Wherein, the clarification of objective information is extracted according to metadata structure.
4. the method for the video structural processing according to claim 1 based on goal behavior attribute, it is characterised in that institute State to the target into line trace, to obtain tracking result the step of further comprises：

To the target into line trace, record the time of the into or out monitoring node of target, and target pass through it is each A position, to form the movement locus of the target.
5. the method for the video structural processing based on goal behavior attribute according to claim 1, it is characterised in that described To the target into line trace, the step of to obtain tracking result after further comprise：Current monitor node will be left The structural data of the destination object is sent to cloud server.
6. the method for the video structural processing based on goal behavior attribute according to claim 1, it is characterised in that described The step of carrying out unusual checking to the target includes：

The light stream movable information of multiple characteristic points of the one or more targets of extraction, and according to the light stream movable information into Row cluster and unusual checking.

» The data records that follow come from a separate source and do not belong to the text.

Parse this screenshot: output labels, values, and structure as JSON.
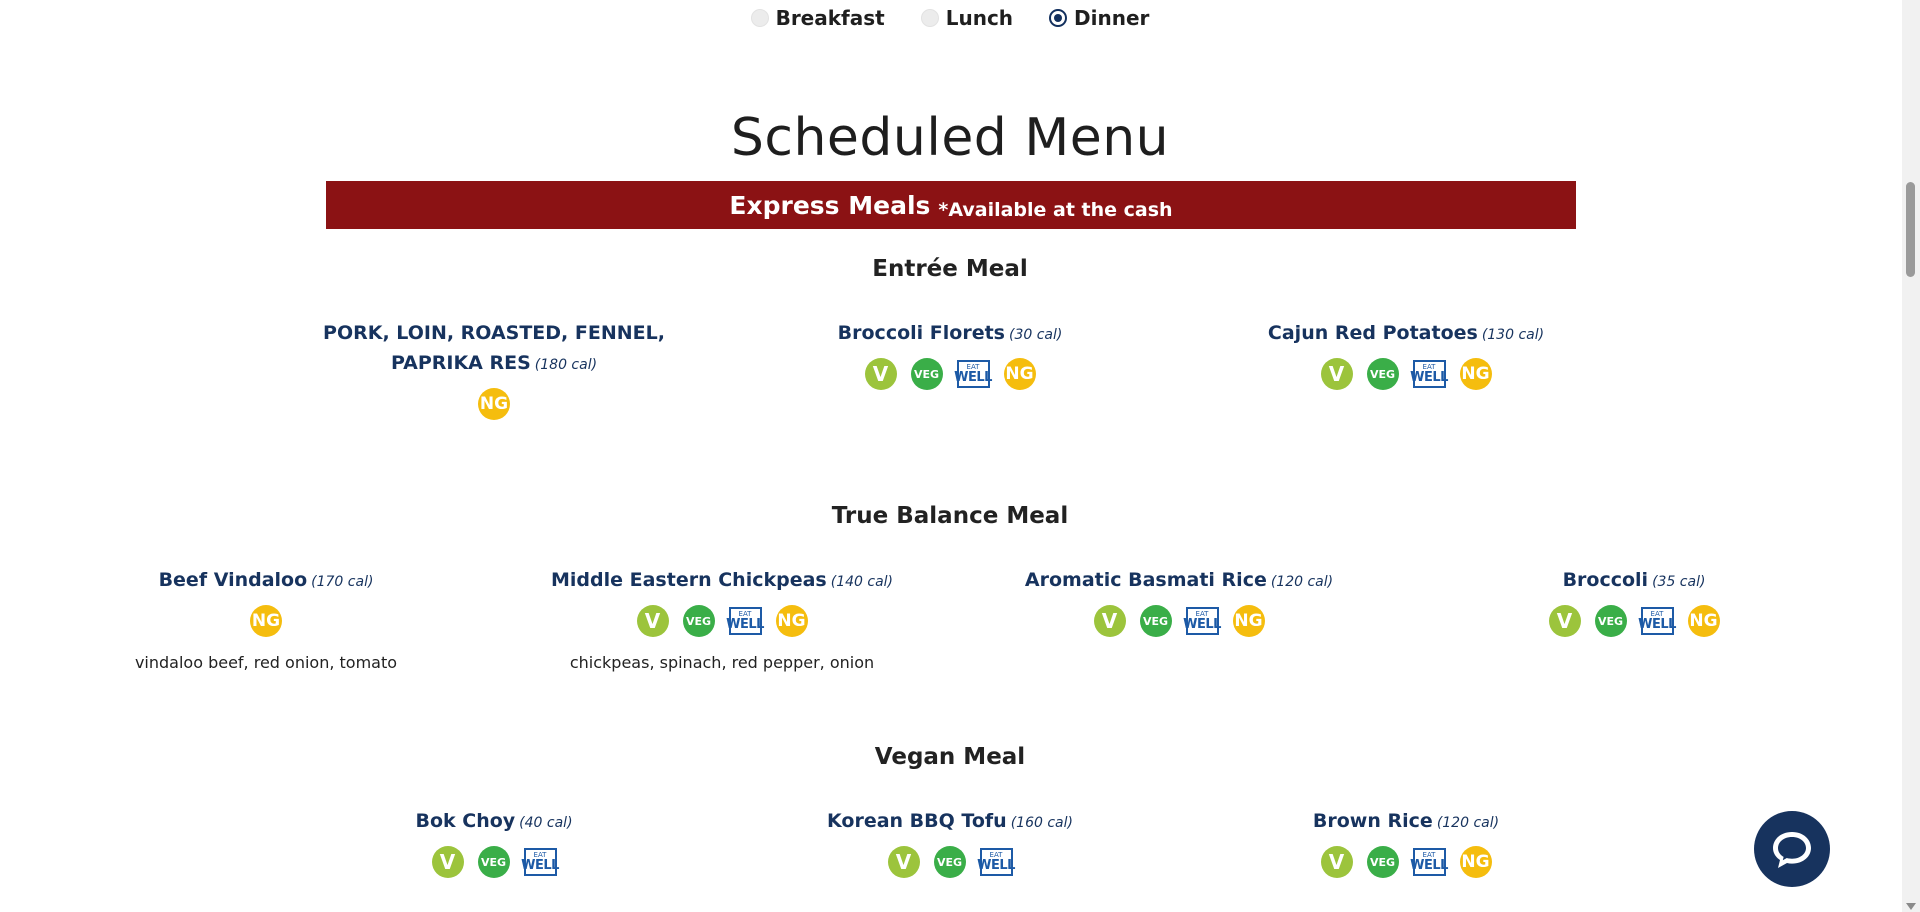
{
  "meal_periods": [
    {
      "label": "Breakfast",
      "selected": false
    },
    {
      "label": "Lunch",
      "selected": false
    },
    {
      "label": "Dinner",
      "selected": true
    }
  ],
  "page_title": "Scheduled Menu",
  "banner": {
    "title": "Express Meals",
    "note": "*Available at the cash",
    "color": "#8b1214"
  },
  "badge_labels": {
    "vegan": "V",
    "vegetarian": "VEG",
    "eat_well_top": "EAT",
    "eat_well_bottom": "WELL",
    "no_gluten": "NG"
  },
  "sections": [
    {
      "title": "Entrée Meal",
      "items": [
        {
          "name": "PORK, LOIN, ROASTED, FENNEL, PAPRIKA RES",
          "calories": "(180 cal)",
          "badges": [
            "ng"
          ],
          "ingredients": ""
        },
        {
          "name": "Broccoli Florets",
          "calories": "(30 cal)",
          "badges": [
            "v",
            "veg",
            "eatwell",
            "ng"
          ],
          "ingredients": ""
        },
        {
          "name": "Cajun Red Potatoes",
          "calories": "(130 cal)",
          "badges": [
            "v",
            "veg",
            "eatwell",
            "ng"
          ],
          "ingredients": ""
        }
      ]
    },
    {
      "title": "True Balance Meal",
      "items": [
        {
          "name": "Beef Vindaloo",
          "calories": "(170 cal)",
          "badges": [
            "ng"
          ],
          "ingredients": "vindaloo beef, red onion, tomato"
        },
        {
          "name": "Middle Eastern Chickpeas",
          "calories": "(140 cal)",
          "badges": [
            "v",
            "veg",
            "eatwell",
            "ng"
          ],
          "ingredients": "chickpeas, spinach, red pepper, onion"
        },
        {
          "name": "Aromatic Basmati Rice",
          "calories": "(120 cal)",
          "badges": [
            "v",
            "veg",
            "eatwell",
            "ng"
          ],
          "ingredients": ""
        },
        {
          "name": "Broccoli",
          "calories": "(35 cal)",
          "badges": [
            "v",
            "veg",
            "eatwell",
            "ng"
          ],
          "ingredients": ""
        }
      ]
    },
    {
      "title": "Vegan Meal",
      "items": [
        {
          "name": "Bok Choy",
          "calories": "(40 cal)",
          "badges": [
            "v",
            "veg",
            "eatwell"
          ],
          "ingredients": ""
        },
        {
          "name": "Korean BBQ Tofu",
          "calories": "(160 cal)",
          "badges": [
            "v",
            "veg",
            "eatwell"
          ],
          "ingredients": ""
        },
        {
          "name": "Brown Rice",
          "calories": "(120 cal)",
          "badges": [
            "v",
            "veg",
            "eatwell",
            "ng"
          ],
          "ingredients": ""
        }
      ]
    }
  ],
  "chat_button": {
    "icon": "chat-bubble-icon"
  },
  "colors": {
    "navy": "#17335e",
    "vegan": "#9cc43c",
    "vegetarian": "#3aae48",
    "no_gluten": "#f5bd0e",
    "eat_well": "#1d5aa6"
  }
}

7. the method for the video structural processing based on goal behavior attribute according to claim 1, it is characterised in that described Abnormal behaviour further comprises：Run, fight, at least one of riot or traffic abnormity.
8. the method for the video structural processing based on goal behavior attribute according to claim 1, it is characterised in that described It is further comprising the steps of after the step of carrying out unusual checking to the target：If it is detected that the abnormal behaviour, then will Current video two field picture sectional drawing is preserved and sent to cloud server.
9. a kind of video structural processing system based on goal behavior attribute, it is characterised in that including what is be electrically connected with each other Processor and memory, the processor couple the memory, the processor at work execute instruction to realize such as power Profit requires 1~8 any one of them method, and the handling result that the execute instruction is produced is stored in the memory.
10. a kind of device with store function, it is characterised in that have program stored therein data, and described program data are performed Realize such as claim 1~8 any one of them method.